The knitted glove is equipped with 548 tiny sensors across nearly the entire hand. The glove is worn by a human who feels, lifts, holds, and drops a range of objects, and the sensors capture pressure signals as they do so.
The MIT researchers generated the dataset by picking up 26 everyday objects including a soda can, scissors, tennis ball, spoon, pen, and mug.
Using only the dataset – the system predicted the objects' identities with up to 76 per cent accuracy. The system also determined the correct weight of most objects within about 60 grams.
Grasping the problem
The glove is wired up to a circuit board that translates the pressure data into ‘tactile maps’ – essentially brief videos of dots growing and shrinking across a graphic of a hand. The bigger the dot the greater the pressure.
Using 135,000 video frames, a convolutional neural network (CNN) – commonly used to classify images – was used associate specific pressure patterns with specific objects and predict their weights by feel alone, without any visual input.
The researchers wanted their CNN to mimic the way humans can hold an object in a just few different ways in order to recognise it. They designed it to choose eight semi-random frames from the video that were most dissimilar, for example holding a mug from the rim, bottom and handle.

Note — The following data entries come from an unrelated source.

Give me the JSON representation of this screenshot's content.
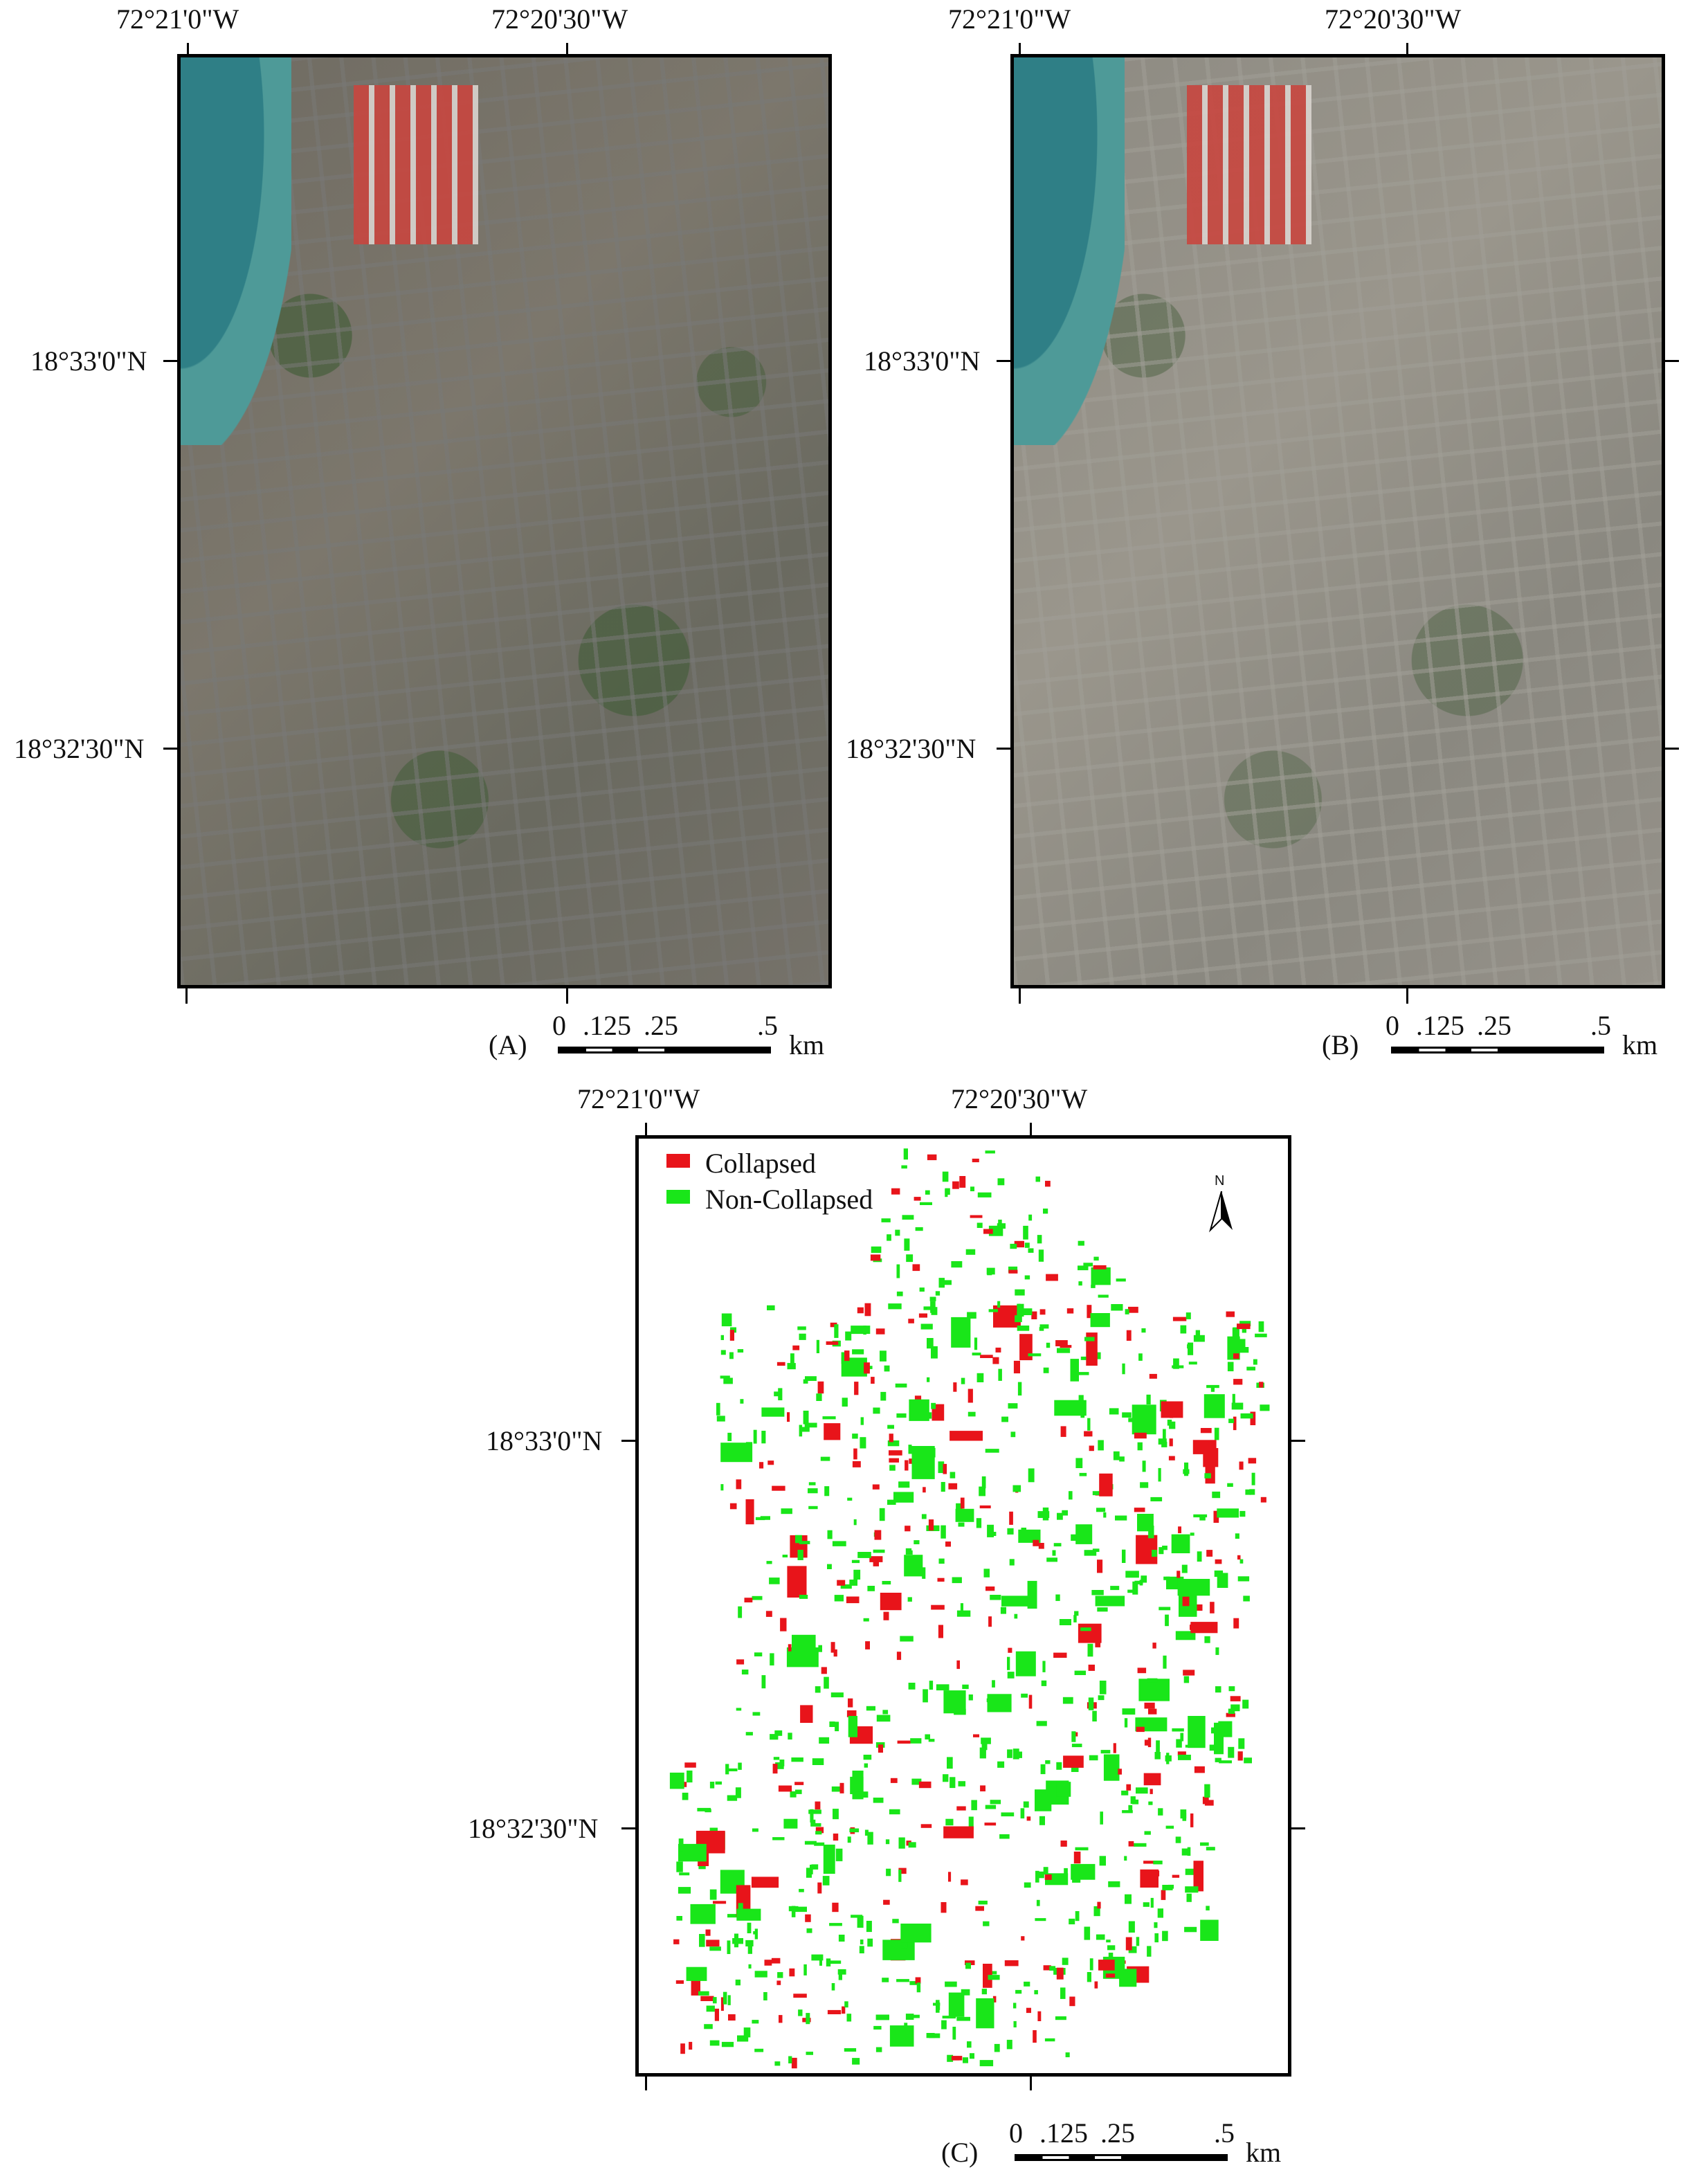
{
  "panels": {
    "A": {
      "label": "(A)",
      "top_lon_left": "72°21'0\"W",
      "top_lon_right": "72°20'30\"W",
      "lat_upper": "18°33'0\"N",
      "lat_lower": "18°32'30\"N",
      "scale": {
        "t0": "0",
        "t1": ".125",
        "t2": ".25",
        "t3": ".5",
        "unit": "km"
      }
    },
    "B": {
      "label": "(B)",
      "top_lon_left": "72°21'0\"W",
      "top_lon_right": "72°20'30\"W",
      "lat_upper": "18°33'0\"N",
      "lat_lower": "18°32'30\"N",
      "scale": {
        "t0": "0",
        "t1": ".125",
        "t2": ".25",
        "t3": ".5",
        "unit": "km"
      }
    },
    "C": {
      "label": "(C)",
      "top_lon_left": "72°21'0\"W",
      "top_lon_right": "72°20'30\"W",
      "lat_upper": "18°33'0\"N",
      "lat_lower": "18°32'30\"N",
      "north_label": "N",
      "legend": [
        {
          "label": "Collapsed",
          "color": "#e8141a"
        },
        {
          "label": "Non-Collapsed",
          "color": "#19e619"
        }
      ],
      "scale": {
        "t0": "0",
        "t1": ".125",
        "t2": ".25",
        "t3": ".5",
        "unit": "km"
      }
    }
  },
  "colors": {
    "collapsed": "#e8141a",
    "non_collapsed": "#19e619",
    "frame": "#000000"
  }
}
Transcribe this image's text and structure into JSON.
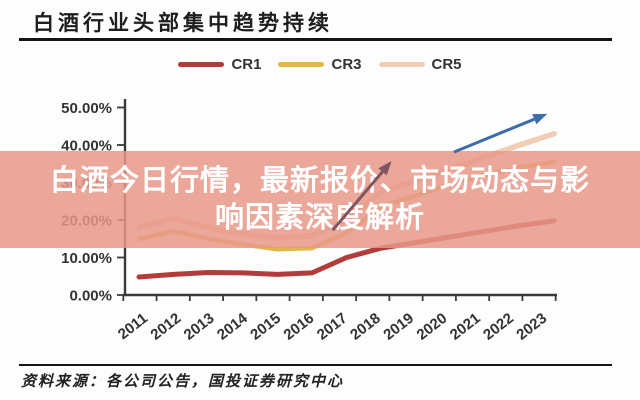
{
  "header": {
    "title": "白酒行业头部集中趋势持续"
  },
  "legend": {
    "items": [
      {
        "label": "CR1",
        "color": "#b13c39"
      },
      {
        "label": "CR3",
        "color": "#e0b84a"
      },
      {
        "label": "CR5",
        "color": "#f2cdb6"
      }
    ]
  },
  "overlay": {
    "line1": "白酒今日行情，最新报价、市场动态与影",
    "line2": "响因素深度解析",
    "background": "rgba(232,152,136,0.85)",
    "text_color": "#ffffff"
  },
  "footer": {
    "source": "资料来源：各公司公告，国投证券研究中心"
  },
  "chart_data": {
    "type": "line",
    "title": "白酒行业头部集中趋势持续",
    "x": [
      2011,
      2012,
      2013,
      2014,
      2015,
      2016,
      2017,
      2018,
      2019,
      2020,
      2021,
      2022,
      2023
    ],
    "series": [
      {
        "name": "CR1",
        "color": "#b13c39",
        "line_width": 5,
        "values": [
          4.8,
          5.5,
          6.0,
          5.9,
          5.5,
          5.9,
          10.0,
          12.5,
          14.0,
          15.5,
          17.0,
          18.5,
          19.8
        ]
      },
      {
        "name": "CR3",
        "color": "#e0b84a",
        "line_width": 4.5,
        "values": [
          15.0,
          17.0,
          15.0,
          13.5,
          12.2,
          12.5,
          16.5,
          23.5,
          26.5,
          29.5,
          32.0,
          34.0,
          35.5
        ]
      },
      {
        "name": "CR5",
        "color": "#f2cdb6",
        "line_width": 5.5,
        "values": [
          18.0,
          20.5,
          18.0,
          16.3,
          15.3,
          15.8,
          20.0,
          27.5,
          30.5,
          33.5,
          36.8,
          40.0,
          43.0
        ]
      }
    ],
    "y_ticks": [
      "0.00%",
      "10.00%",
      "20.00%",
      "30.00%",
      "40.00%",
      "50.00%"
    ],
    "ylim": [
      0,
      50
    ],
    "grid": false,
    "legend_position": "top",
    "axis_color": "#3a3a3a",
    "annotations": [
      {
        "name": "rising-trend-arrow-dark-icon",
        "type": "arrow",
        "color": "#815661",
        "from_x": 2016.6,
        "from_y": 17.3,
        "to_x": 2018.3,
        "to_y": 35.7
      },
      {
        "name": "rising-trend-arrow-blue-icon",
        "type": "arrow",
        "color": "#3d6cab",
        "from_x": 2020.1,
        "from_y": 38.1,
        "to_x": 2022.8,
        "to_y": 48.3
      }
    ]
  }
}
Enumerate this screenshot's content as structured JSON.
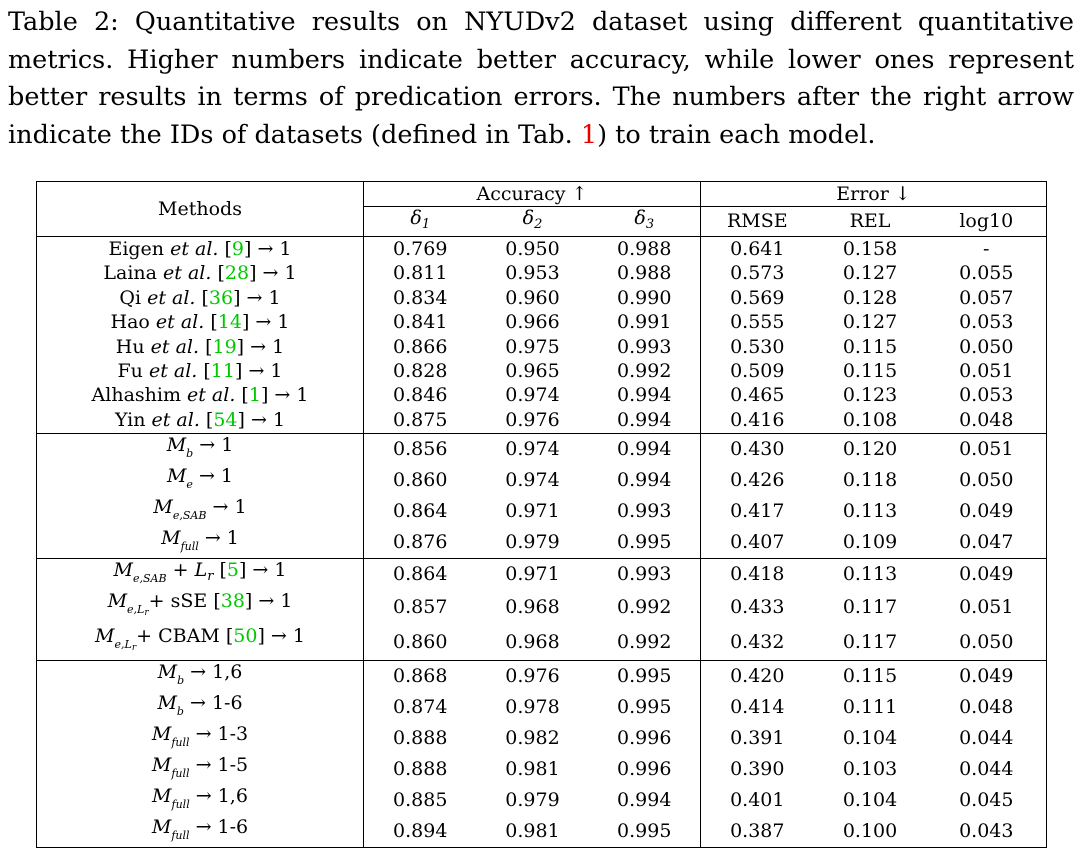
{
  "caption": {
    "label": "Table 2:",
    "text_before_ref": "Quantitative results on NYUDv2 dataset using different quantitative metrics. Higher numbers indicate better accuracy, while lower ones represent better results in terms of predication errors. The numbers after the right arrow indicate the IDs of datasets (defined in Tab. ",
    "ref": "1",
    "text_after_ref": ") to train each model."
  },
  "header": {
    "methods": "Methods",
    "accuracy": "Accuracy ↑",
    "error": "Error ↓",
    "delta": "δ",
    "d1_sub": "1",
    "d2_sub": "2",
    "d3_sub": "3",
    "rmse": "RMSE",
    "rel": "REL",
    "log10": "log10"
  },
  "colors": {
    "citation": "#00c800",
    "table_ref": "#e60000"
  },
  "groups": [
    {
      "rows": [
        {
          "pre": "Eigen ",
          "etal": "et al.",
          "cite": "9",
          "arrow": " → 1",
          "values": [
            "0.769",
            "0.950",
            "0.988",
            "0.641",
            "0.158",
            "-"
          ],
          "bold": []
        },
        {
          "pre": "Laina ",
          "etal": "et al.",
          "cite": "28",
          "arrow": " → 1",
          "values": [
            "0.811",
            "0.953",
            "0.988",
            "0.573",
            "0.127",
            "0.055"
          ],
          "bold": []
        },
        {
          "pre": "Qi ",
          "etal": "et al.",
          "cite": "36",
          "arrow": " → 1",
          "values": [
            "0.834",
            "0.960",
            "0.990",
            "0.569",
            "0.128",
            "0.057"
          ],
          "bold": []
        },
        {
          "pre": "Hao ",
          "etal": "et al.",
          "cite": "14",
          "arrow": " → 1",
          "values": [
            "0.841",
            "0.966",
            "0.991",
            "0.555",
            "0.127",
            "0.053"
          ],
          "bold": []
        },
        {
          "pre": "Hu ",
          "etal": "et al.",
          "cite": "19",
          "arrow": " → 1",
          "values": [
            "0.866",
            "0.975",
            "0.993",
            "0.530",
            "0.115",
            "0.050"
          ],
          "bold": []
        },
        {
          "pre": "Fu ",
          "etal": "et al.",
          "cite": "11",
          "arrow": " → 1",
          "values": [
            "0.828",
            "0.965",
            "0.992",
            "0.509",
            "0.115",
            "0.051"
          ],
          "bold": []
        },
        {
          "pre": "Alhashim ",
          "etal": "et al.",
          "cite": "1",
          "arrow": " → 1",
          "values": [
            "0.846",
            "0.974",
            "0.994",
            "0.465",
            "0.123",
            "0.053"
          ],
          "bold": []
        },
        {
          "pre": "Yin ",
          "etal": "et al.",
          "cite": "54",
          "arrow": " → 1",
          "values": [
            "0.875",
            "0.976",
            "0.994",
            "0.416",
            "0.108",
            "0.048"
          ],
          "bold": []
        }
      ]
    },
    {
      "rows": [
        {
          "m": "M",
          "sub": "b",
          "arrow": " → 1",
          "values": [
            "0.856",
            "0.974",
            "0.994",
            "0.430",
            "0.120",
            "0.051"
          ],
          "bold": []
        },
        {
          "m": "M",
          "sub": "e",
          "arrow": " → 1",
          "values": [
            "0.860",
            "0.974",
            "0.994",
            "0.426",
            "0.118",
            "0.050"
          ],
          "bold": []
        },
        {
          "m": "M",
          "sub": "e,SAB",
          "arrow": " → 1",
          "values": [
            "0.864",
            "0.971",
            "0.993",
            "0.417",
            "0.113",
            "0.049"
          ],
          "bold": []
        },
        {
          "m": "M",
          "sub": "full",
          "arrow": " → 1",
          "values": [
            "0.876",
            "0.979",
            "0.995",
            "0.407",
            "0.109",
            "0.047"
          ],
          "bold": []
        }
      ]
    },
    {
      "rows": [
        {
          "m": "M",
          "sub": "e,SAB",
          "plus": " + ",
          "lr": "L",
          "lrsub": "r",
          "cite": "5",
          "arrow": " → 1",
          "values": [
            "0.864",
            "0.971",
            "0.993",
            "0.418",
            "0.113",
            "0.049"
          ],
          "bold": []
        },
        {
          "m": "M",
          "sub": "e,",
          "subL": "L",
          "subr": "r",
          "plus": "+ sSE ",
          "cite": "38",
          "arrow": " → 1",
          "values": [
            "0.857",
            "0.968",
            "0.992",
            "0.433",
            "0.117",
            "0.051"
          ],
          "bold": []
        },
        {
          "m": "M",
          "sub": "e,",
          "subL": "L",
          "subr": "r",
          "plus": "+ CBAM ",
          "cite": "50",
          "arrow": " → 1",
          "values": [
            "0.860",
            "0.968",
            "0.992",
            "0.432",
            "0.117",
            "0.050"
          ],
          "bold": []
        }
      ]
    },
    {
      "rows": [
        {
          "m": "M",
          "sub": "b",
          "arrow": " → 1,6",
          "values": [
            "0.868",
            "0.976",
            "0.995",
            "0.420",
            "0.115",
            "0.049"
          ],
          "bold": []
        },
        {
          "m": "M",
          "sub": "b",
          "arrow": " → 1-6",
          "values": [
            "0.874",
            "0.978",
            "0.995",
            "0.414",
            "0.111",
            "0.048"
          ],
          "bold": []
        },
        {
          "m": "M",
          "sub": "full",
          "arrow": " → 1-3",
          "values": [
            "0.888",
            "0.982",
            "0.996",
            "0.391",
            "0.104",
            "0.044"
          ],
          "bold": [
            1,
            2
          ]
        },
        {
          "m": "M",
          "sub": "full",
          "arrow": " → 1-5",
          "values": [
            "0.888",
            "0.981",
            "0.996",
            "0.390",
            "0.103",
            "0.044"
          ],
          "bold": [
            2
          ]
        },
        {
          "m": "M",
          "sub": "full",
          "arrow": " → 1,6",
          "values": [
            "0.885",
            "0.979",
            "0.994",
            "0.401",
            "0.104",
            "0.045"
          ],
          "bold": []
        },
        {
          "m": "M",
          "sub": "full",
          "arrow": " → 1-6",
          "values": [
            "0.894",
            "0.981",
            "0.995",
            "0.387",
            "0.100",
            "0.043"
          ],
          "bold": [
            0,
            3,
            4,
            5
          ]
        }
      ]
    }
  ]
}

"We want to maximize the variation between the frames to give the best possible input to our network," says MIT researcher Petr Kellnhofer.
"All frames inside a single cluster should have a similar signature that represent the similar ways of grasping the object. Sampling from multiple clusters simulates a human interactively trying to find different grasps while exploring an object," he explains.
The researchers also used the dataset to examine how regions of the hand interacted during object manipulations. For example, when someone uses the middle joint of their index finger, they rarely use their thumb. But the tips of the index and middle fingers always correspond to thumb usage.
"We quantifiably show, for the first time, that if I'm using one part of my hand, how likely I am to use another part of my hand," Sundaram says.
It is hoped the work will help prosthetics manufacturers choose optimal spots for placing pressure sensors and make prosthetics better suited to interacting with everyday objects.
“Insights from the tactile signatures of the human grasp – through the lens of an artificial analogue of the natural mechanoreceptor network – can thus aid the future design of prosthetics, robot grasping tools and human–robot interactions,” Sundaram says.